Elizabeth Chance, MD, a double board-certified facial plastic surgeon in Charlottesville, recently filmed a series of educational Instagram stories explaining the key differences between Dr. Levine’s SMAS lift—which she says “garnered really beautiful results” for Jenner—and the extended deep plane facelift that she performs.

Dr. Chance highlights that for someone who has “repeated low-duration facelifts”—and Jenner has reportedly had multiple facelifts over the years (one was included on an episode of Keeping Up With the Kardashians)—the subcutaneous fat of the neck, which provides a cushion between the skin and the muscle, gets thinner and thinner with every intervention, exposing the dynamic platysma as well as any internal scarring left by previous surgery. What does she mean by “low duration”? In her experience, the results of traditional SMAS lifts tend to “start to fade or fall at 3, 4, 5 years out.”

Generalizing SMAS lifts—like the one Jenner likely had—is tricky, because they exist on a broad spectrum.
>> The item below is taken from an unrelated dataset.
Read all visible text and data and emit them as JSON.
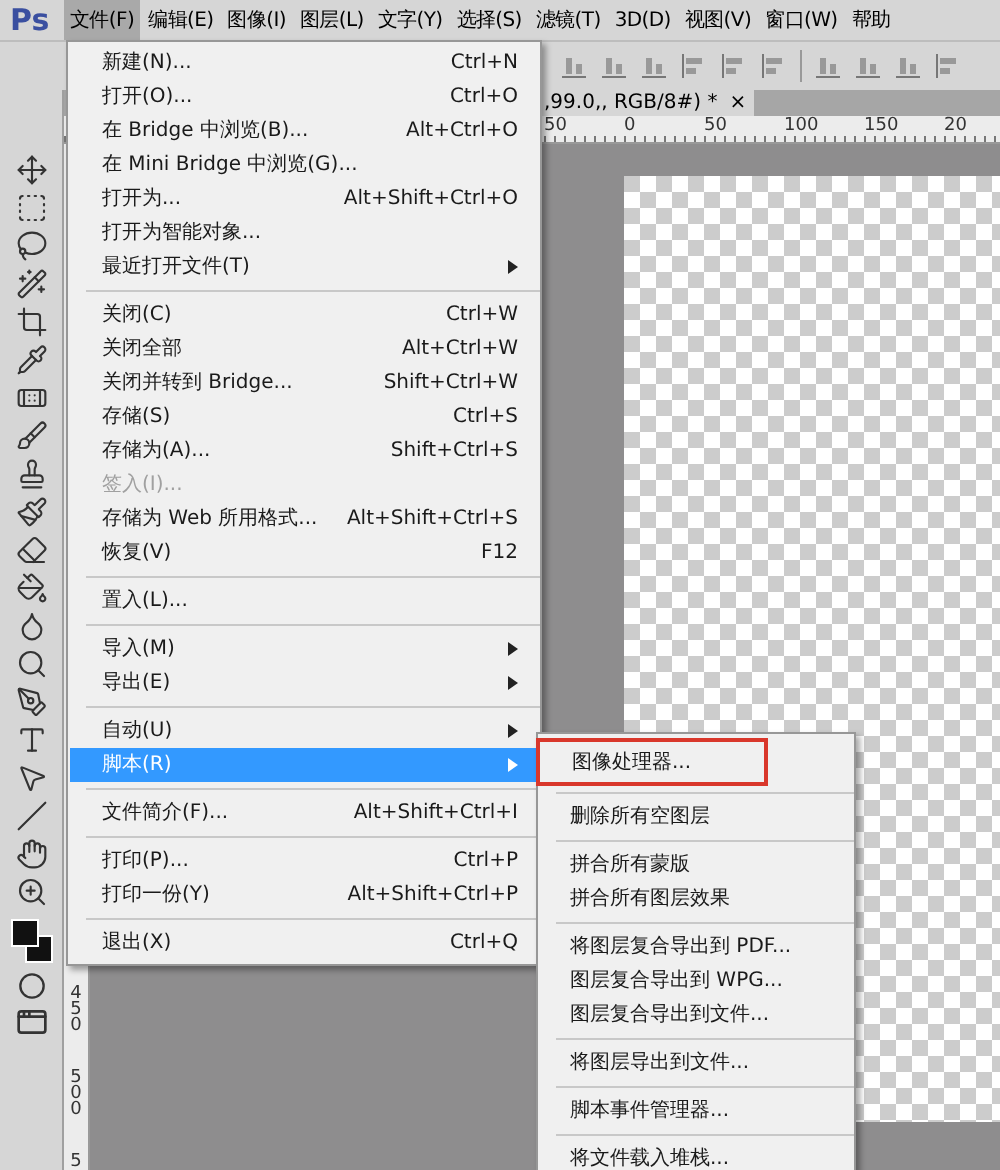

We can divide SMAS facelifts into two main categories, says Pierce Janssen, MD, an aesthetic plastic surgery fellow at the Cleveland Clinic. There are the extended SMAS techniques—which, like deep plane lifts, dissect under the muscle (“sub-SMAS”) and fully release the facial ligaments that tether soft tissue to bone. And there are SMAS procedures that do not go under the muscle or touch the ligaments (these include the SMASectomy and SMAS plication, which involves folding and stitching the SMAS). All methods can yield good results, notes Dr. Janssen, when performed by well-trained, experienced surgeons.

“Any good facelift—and there are many good types—involves opening the skin and doing something to the SMAS,” says Dino Elyassnia, MD, a board-certified plastic surgeon in San Francisco. In his opinion, “treating the SMAS and diverting tension away from the skin is the hallmark of a good facelift.” What’s more, he reminds me, “there is no single study that has ever been published that says a deep plane facelift looks better or lasts longer [than a SMAS lift]. There’s zero data. When surgeons did compare techniques back in the old days—I’m thinking of the twin study from the ’90s, where the big facelift leaders from that time each did a different procedure—the results all basically looked the same.”